Утром не хотелось никуда идти. Я проснулась от оглушающего гонга — не успевало стихнуть в висках эхо от первого удара, как его уже нагонял второй.
Я вспомнила, как вернулась в ночи в свою келью и сидела несколько часов одна, забившись у стены в тонкое одеяло, даже зажгла снова свечу, грея над пламенем руки. Знобило, и не столько от холода, сколько от предчувствия опасности, в которую я едва не вляпалась.
Одно дело быть недовольной правлением императора и ворчать об этом, но совсем другое — попасть к людям, которые всерьез что-то замышляют. Узнай я об этом у себя дома, я бы, конечно, сказала, что мне к ним надо. Но здесь, в городе богов, меня сковал страх. Я сюда приехала, чтобы научиться управлять даром, но не привлекать к себе много внимания, а стать на сторону мятежников — это подписать себе приговор.
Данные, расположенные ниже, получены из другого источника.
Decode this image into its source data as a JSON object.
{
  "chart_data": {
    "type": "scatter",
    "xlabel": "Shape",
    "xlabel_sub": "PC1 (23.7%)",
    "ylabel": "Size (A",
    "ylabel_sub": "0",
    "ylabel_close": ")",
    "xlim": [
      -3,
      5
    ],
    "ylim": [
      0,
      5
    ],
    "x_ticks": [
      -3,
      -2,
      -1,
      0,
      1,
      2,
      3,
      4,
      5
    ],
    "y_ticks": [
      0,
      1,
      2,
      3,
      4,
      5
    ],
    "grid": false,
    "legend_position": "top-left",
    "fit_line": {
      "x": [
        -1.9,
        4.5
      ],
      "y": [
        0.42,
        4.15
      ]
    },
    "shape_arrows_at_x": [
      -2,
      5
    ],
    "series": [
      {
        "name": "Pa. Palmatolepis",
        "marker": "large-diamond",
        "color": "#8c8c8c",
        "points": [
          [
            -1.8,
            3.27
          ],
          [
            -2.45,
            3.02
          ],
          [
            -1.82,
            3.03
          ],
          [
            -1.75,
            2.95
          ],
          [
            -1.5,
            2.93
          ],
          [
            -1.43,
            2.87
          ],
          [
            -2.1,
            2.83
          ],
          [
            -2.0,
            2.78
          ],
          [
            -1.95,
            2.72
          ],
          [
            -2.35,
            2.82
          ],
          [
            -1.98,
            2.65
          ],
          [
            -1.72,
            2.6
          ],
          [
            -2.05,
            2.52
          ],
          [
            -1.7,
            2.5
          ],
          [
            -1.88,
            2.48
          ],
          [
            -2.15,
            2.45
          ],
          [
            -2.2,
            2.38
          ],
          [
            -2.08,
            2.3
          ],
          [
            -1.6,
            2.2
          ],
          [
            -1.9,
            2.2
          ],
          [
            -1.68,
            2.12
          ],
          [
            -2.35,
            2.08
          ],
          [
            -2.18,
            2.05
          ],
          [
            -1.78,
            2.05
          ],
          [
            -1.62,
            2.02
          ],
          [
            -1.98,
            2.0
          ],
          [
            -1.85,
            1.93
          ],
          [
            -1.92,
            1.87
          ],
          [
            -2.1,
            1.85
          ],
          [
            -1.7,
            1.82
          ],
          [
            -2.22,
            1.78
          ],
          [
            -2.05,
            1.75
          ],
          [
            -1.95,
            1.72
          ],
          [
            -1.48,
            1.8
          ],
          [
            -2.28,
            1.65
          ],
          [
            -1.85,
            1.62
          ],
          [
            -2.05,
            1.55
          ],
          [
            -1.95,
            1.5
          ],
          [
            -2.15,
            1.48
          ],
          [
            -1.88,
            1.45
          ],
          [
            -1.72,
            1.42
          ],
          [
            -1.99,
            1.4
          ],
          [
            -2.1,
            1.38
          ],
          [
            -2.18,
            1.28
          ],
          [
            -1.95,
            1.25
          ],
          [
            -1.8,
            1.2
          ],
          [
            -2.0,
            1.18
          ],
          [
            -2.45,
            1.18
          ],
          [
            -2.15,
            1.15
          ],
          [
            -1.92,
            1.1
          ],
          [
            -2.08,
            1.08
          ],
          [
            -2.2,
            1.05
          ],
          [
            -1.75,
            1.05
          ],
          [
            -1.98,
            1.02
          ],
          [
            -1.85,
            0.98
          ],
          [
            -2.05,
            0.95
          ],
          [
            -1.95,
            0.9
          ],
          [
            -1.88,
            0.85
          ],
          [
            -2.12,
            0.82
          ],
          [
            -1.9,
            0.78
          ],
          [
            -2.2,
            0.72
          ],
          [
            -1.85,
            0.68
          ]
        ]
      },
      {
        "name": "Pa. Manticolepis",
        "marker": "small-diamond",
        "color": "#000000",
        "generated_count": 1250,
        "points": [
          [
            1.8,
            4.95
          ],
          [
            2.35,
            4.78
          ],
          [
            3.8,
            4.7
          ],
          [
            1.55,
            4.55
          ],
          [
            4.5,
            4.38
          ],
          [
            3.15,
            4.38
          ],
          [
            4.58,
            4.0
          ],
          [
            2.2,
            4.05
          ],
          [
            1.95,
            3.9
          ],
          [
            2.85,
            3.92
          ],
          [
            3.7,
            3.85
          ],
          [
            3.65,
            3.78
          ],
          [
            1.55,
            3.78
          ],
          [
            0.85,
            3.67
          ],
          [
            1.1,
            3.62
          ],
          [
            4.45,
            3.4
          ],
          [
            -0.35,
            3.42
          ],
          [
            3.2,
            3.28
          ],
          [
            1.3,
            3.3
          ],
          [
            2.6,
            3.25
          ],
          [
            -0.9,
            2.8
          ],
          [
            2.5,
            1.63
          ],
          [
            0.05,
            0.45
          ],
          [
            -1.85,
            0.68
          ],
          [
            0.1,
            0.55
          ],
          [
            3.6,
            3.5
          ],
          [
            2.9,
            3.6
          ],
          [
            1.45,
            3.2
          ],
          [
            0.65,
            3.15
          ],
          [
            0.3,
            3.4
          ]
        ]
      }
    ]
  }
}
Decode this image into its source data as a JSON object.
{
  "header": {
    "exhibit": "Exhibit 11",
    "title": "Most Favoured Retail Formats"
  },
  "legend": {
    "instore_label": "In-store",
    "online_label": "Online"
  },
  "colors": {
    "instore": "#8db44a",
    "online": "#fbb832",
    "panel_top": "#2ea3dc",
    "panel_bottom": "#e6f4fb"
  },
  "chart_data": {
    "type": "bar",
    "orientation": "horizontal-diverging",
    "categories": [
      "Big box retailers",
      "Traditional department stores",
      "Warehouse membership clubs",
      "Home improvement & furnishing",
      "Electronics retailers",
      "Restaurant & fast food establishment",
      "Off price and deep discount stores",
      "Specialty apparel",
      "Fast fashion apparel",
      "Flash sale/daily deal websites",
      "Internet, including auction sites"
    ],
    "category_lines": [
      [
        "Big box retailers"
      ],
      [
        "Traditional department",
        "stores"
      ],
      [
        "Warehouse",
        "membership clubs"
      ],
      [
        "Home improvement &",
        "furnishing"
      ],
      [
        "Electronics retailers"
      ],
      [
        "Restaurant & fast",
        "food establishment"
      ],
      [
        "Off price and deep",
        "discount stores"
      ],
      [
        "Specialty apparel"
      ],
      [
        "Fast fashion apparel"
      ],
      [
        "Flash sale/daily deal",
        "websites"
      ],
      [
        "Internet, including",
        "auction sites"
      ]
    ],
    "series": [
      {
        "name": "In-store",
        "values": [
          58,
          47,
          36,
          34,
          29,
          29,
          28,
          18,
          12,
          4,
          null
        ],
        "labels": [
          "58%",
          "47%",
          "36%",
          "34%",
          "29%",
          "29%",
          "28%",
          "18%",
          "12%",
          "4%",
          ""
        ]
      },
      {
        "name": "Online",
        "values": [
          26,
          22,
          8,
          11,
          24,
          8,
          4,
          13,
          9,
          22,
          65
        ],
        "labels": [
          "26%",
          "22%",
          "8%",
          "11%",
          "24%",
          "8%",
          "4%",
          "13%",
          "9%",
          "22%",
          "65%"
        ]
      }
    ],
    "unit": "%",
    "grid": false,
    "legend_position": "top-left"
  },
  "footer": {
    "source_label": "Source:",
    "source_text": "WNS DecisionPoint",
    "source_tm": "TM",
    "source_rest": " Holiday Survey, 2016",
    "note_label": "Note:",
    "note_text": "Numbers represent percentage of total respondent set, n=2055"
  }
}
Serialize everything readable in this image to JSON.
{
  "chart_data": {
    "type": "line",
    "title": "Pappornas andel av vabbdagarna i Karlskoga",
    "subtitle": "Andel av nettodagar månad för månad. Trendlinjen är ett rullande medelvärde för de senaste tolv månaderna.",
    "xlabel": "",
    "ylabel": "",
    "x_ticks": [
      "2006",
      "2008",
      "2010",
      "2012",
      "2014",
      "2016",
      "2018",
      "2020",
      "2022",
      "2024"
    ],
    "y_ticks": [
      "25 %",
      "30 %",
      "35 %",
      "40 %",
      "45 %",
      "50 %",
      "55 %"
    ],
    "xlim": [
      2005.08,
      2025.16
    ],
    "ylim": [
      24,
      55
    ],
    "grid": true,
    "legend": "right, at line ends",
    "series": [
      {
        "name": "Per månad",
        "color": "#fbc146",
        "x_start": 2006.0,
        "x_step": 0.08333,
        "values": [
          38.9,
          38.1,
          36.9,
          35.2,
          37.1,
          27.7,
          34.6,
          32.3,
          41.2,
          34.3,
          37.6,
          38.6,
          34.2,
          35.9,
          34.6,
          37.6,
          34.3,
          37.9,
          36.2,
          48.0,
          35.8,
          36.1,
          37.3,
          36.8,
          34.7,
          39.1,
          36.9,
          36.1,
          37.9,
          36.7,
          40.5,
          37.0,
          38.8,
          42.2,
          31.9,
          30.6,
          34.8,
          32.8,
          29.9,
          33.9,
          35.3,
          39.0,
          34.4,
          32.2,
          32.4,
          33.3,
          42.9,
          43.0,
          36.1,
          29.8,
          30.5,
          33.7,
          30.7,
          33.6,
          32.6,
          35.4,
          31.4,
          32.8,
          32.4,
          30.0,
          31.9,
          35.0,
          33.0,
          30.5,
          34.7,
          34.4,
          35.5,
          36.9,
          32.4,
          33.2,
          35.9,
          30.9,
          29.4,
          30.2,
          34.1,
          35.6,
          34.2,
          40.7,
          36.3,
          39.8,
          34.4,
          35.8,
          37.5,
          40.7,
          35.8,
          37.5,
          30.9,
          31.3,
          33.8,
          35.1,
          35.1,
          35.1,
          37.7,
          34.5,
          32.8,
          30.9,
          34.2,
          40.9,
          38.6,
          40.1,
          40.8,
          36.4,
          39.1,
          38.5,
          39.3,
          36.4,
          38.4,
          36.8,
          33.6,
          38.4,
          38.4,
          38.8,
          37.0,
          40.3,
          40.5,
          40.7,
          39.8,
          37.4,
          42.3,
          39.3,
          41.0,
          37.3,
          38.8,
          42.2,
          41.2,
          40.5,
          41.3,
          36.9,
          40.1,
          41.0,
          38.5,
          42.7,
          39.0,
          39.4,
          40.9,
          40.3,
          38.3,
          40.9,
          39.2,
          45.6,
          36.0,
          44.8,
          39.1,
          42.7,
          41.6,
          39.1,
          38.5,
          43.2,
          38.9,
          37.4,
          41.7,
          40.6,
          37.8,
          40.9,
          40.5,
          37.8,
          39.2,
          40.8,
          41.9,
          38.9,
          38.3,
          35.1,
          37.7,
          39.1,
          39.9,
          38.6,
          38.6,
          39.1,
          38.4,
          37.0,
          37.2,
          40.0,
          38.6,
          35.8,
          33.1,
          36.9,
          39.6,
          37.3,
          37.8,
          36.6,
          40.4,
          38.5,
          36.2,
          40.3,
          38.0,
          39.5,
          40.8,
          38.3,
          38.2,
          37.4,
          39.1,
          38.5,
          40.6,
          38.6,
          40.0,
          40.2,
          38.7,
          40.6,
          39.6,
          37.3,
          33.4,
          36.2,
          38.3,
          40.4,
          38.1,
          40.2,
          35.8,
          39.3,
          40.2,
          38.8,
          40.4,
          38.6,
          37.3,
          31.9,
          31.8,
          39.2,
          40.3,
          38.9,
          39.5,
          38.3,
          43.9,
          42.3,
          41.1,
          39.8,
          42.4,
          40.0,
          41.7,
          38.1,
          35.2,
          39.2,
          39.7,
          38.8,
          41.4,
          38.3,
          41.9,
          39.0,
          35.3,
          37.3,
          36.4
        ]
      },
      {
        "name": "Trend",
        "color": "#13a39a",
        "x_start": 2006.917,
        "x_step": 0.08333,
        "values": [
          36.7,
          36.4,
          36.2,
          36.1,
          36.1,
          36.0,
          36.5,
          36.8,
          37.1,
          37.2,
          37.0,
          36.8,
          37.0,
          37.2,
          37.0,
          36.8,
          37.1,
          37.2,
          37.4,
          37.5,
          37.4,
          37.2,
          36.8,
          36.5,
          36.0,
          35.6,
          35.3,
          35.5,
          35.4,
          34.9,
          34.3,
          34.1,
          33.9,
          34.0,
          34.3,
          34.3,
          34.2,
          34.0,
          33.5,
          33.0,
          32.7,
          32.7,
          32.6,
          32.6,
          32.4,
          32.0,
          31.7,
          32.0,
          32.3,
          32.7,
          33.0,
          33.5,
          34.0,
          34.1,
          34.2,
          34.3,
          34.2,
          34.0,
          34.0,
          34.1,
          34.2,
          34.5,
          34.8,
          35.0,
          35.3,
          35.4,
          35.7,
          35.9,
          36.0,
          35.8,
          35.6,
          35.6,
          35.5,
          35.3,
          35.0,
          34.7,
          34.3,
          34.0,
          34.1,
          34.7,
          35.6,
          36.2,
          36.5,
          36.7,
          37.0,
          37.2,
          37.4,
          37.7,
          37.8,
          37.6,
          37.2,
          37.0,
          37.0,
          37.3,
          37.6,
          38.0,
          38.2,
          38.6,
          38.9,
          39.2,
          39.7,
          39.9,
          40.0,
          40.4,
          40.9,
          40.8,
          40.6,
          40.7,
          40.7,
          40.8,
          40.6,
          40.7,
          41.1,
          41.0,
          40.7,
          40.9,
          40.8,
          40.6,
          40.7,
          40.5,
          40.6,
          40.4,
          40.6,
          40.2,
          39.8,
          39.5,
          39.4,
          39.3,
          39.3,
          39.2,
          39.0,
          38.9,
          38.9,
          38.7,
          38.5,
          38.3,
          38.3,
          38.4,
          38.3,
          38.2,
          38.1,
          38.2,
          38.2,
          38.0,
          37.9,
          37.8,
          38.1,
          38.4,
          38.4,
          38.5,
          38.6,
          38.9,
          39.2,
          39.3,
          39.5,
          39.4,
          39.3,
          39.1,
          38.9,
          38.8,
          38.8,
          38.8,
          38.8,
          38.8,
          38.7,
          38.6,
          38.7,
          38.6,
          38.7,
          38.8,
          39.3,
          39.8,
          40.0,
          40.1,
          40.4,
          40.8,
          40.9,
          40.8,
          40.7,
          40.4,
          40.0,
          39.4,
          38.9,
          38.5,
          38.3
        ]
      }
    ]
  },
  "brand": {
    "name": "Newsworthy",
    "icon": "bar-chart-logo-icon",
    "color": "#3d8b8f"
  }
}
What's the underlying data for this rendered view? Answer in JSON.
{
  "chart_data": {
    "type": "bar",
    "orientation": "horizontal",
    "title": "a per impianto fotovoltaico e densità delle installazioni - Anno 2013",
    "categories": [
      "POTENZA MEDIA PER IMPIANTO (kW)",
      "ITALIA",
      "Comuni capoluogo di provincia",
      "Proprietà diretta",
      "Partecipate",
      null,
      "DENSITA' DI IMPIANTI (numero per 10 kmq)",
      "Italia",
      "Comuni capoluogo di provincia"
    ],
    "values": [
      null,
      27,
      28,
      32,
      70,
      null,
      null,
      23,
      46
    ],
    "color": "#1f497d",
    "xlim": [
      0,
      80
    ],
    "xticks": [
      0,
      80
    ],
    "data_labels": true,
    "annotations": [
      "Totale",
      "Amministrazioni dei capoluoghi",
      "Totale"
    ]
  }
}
Мэй! Кто бы подумал, что эта пигалица настолько непроста — и что за простодушной девчонкой, готовой прийти на помощь, скрывается хитрая заговорщица. Сколько же здесь тех, кто и правда настроен против Сиркха? Мне казалось, что большинство готовы отдать свои жизни за императора, как тот же Ильхас или Тьяра, однако… Много ли я на самом деле понимаю?
Я не пошла на занятия и снова задремала. Должны быть какие-то преимущества в том, что здесь никому нет до меня особого дела. Боги говорят мне, что я должна выспаться. И понять, как вести себя так, чтобы не навлечь беду.
— Подъем! — рявкнули мне на ухо, и я вскочила в полной панике.
Сам Кьестен де Торн стоял в моей келье — и в первые мгновения мне показалось, что это продолжается сон. Почему он здесь?! Почему позволяет себе такое?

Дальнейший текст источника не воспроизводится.